Today, I find myself to be too-easily disturbed by stuff. Yes, I have a few nice things in my life, which I feel I’ve earned, and yes, I like to surround myself in as much comfort as I can reasonably afford. Living simply and sparsely in the boat and the bus taught me just how little I really needed, but only a profound and complete loss of stuff taught me just how much I was being weighed-down by my belongings.
I’ve recently moved out of my apartment. It was my first conventional living arrangement in several years, which afforded me both the advantages and burdens of accumulation. I was very surprised at how much crap I’d picked up in just over a year. It actually took me more than one trip in my little van to empty out my tiny bachelor apartment!
Now this isn’t meant to be a harsh criticism, but by way of comparison, let’s look at my ladyfriend. The one I’ve just moved in with. The one whose seemingly-endless piles of crap stuff are now surrounding me, covering almost the entirety of our new huge 1400-square-foot apartment. Don’t get me wrong; she isn’t a hoarder, some unreasonable collector, or a a sentimental nutjob. She’s not even particularly materialistic in character. It’s just that she’s lived in the same space for 13 years, a space with massive walk-in closets and copious area with which to fill with any and all sorts of memorabilia, art, and furniture.

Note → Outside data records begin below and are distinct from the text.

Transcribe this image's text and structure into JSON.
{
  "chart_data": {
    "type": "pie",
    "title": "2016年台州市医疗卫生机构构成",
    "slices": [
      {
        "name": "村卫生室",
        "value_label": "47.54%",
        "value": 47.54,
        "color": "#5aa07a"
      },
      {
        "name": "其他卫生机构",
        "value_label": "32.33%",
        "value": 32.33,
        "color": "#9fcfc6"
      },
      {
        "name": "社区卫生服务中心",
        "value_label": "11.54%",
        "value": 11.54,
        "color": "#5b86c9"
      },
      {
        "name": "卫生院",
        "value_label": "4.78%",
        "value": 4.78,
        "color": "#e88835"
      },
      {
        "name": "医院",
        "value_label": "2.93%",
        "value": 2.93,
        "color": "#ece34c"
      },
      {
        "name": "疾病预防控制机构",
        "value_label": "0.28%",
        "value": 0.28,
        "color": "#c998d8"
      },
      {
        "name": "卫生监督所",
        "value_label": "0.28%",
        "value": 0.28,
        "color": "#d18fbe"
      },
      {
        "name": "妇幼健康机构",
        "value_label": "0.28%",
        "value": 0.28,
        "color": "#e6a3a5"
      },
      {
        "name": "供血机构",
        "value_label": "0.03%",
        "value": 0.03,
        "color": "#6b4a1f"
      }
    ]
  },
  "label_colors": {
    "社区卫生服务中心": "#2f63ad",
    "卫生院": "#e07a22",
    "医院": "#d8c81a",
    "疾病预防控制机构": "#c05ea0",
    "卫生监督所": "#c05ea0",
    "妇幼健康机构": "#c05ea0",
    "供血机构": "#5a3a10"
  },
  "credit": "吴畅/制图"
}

In the time we’ve been together, I suppose I’ve just always assumed that some large part of that old apartment’s collection belonged to her two room-mates (one of whom most certainly is one of those sorts of inveterate “collectors”). Only when I saw the whole mass of it bagged, boxed, and so thoroughly covering the entirety of our new place did I start to get properly emotional about it all. I’m starting to realize that, as far as the “burden of stuff” goes, the only thing harsher than your own burden is that feeling of having been mantled with someone else’s stuff.
I look around me, and my soul is stunned to think that any one person can actually have so much. Whether fair and reasonable or not, my gut reaction is not to see it as “a person who has stuff”, but as “stuff that owns a human”; it as if the human has become this de-personified accessory to the collection.
Why is it that I react this way? I certainly don’t want to feel so disturbed by it, but neither do I wish to have such strong gut reactions flippantly dismissed. I take another look around, and decide to examine my own little corner of the apartment, and the few things I have here. How do I relate to them? What do my possessions really mean to me? What benefit do they confer that counters their burden?
I start and end with a set of simple questions: which of my belongings have I possessed for the longest time, and how has my relationship with that item changed over that period of time? How has that relationship changed me? How do I react to the notion of discarding that item?
The item in question is a threadbare black nylon daypack. It’s bleached a little purplish from use and exposure. The elasit closures are stretched and dangling. The waist-strap has been raggedly cut off. This is my “haul-bag”; the cheap surplus-store bag I used to haul my groceries home, on foot, when i had the bus parked some ways out of town. I guess I’ve possessed it for 8 years. It replaced a green cotton canvas bag that I’d picked up in Guadalajara 8 years before that. That green bag was discarded in the wastebasket at a local coffeeshop (The Beanstalk, to be precise) after I’d dropped it and broken the small bottle of olive oil it contained; bare and worn, and now soaked in oil, it was an appropriate disposal.
This black bag was one of the very few things I took with me when I stepped up off the boat mid-Atlantic. I’m fairly certain it’s the only object continuously in my possession for longer than 2 years. It’s been on all sorts of cross-country (and cross-ocean!) trips with me. It was the only bag I took with me on my last trip back to BC, my last trip to Mexico, and my only trip to NYC. It’s a lousy bag, and I can’t admit to particularly loving it, but I feel like it has earned the right to burden me.
I look back at all the other piles and piles around me, and can’t begin to fathom how so many items can have ever earned their right to burden anyone else in such a similar fashion. Of course, I shouldn’t extend my values to other people this way, right? Or does sharing a home with someone give me a little leave to indulge in these reactions? It’s hard to say, especially since all this shit stuff has yet to be properly sorted and stowed.
Already, I can tell that my ladyfriend is feeling more burdened than she has in years; she’s being confronted by her stuff in a more full and complete fashion than she can recall. I want to be more supportive through this process… but I can’t shake the feeling that the real solution is to simply step away from it, let it all go, take her hand, and lead her away from it.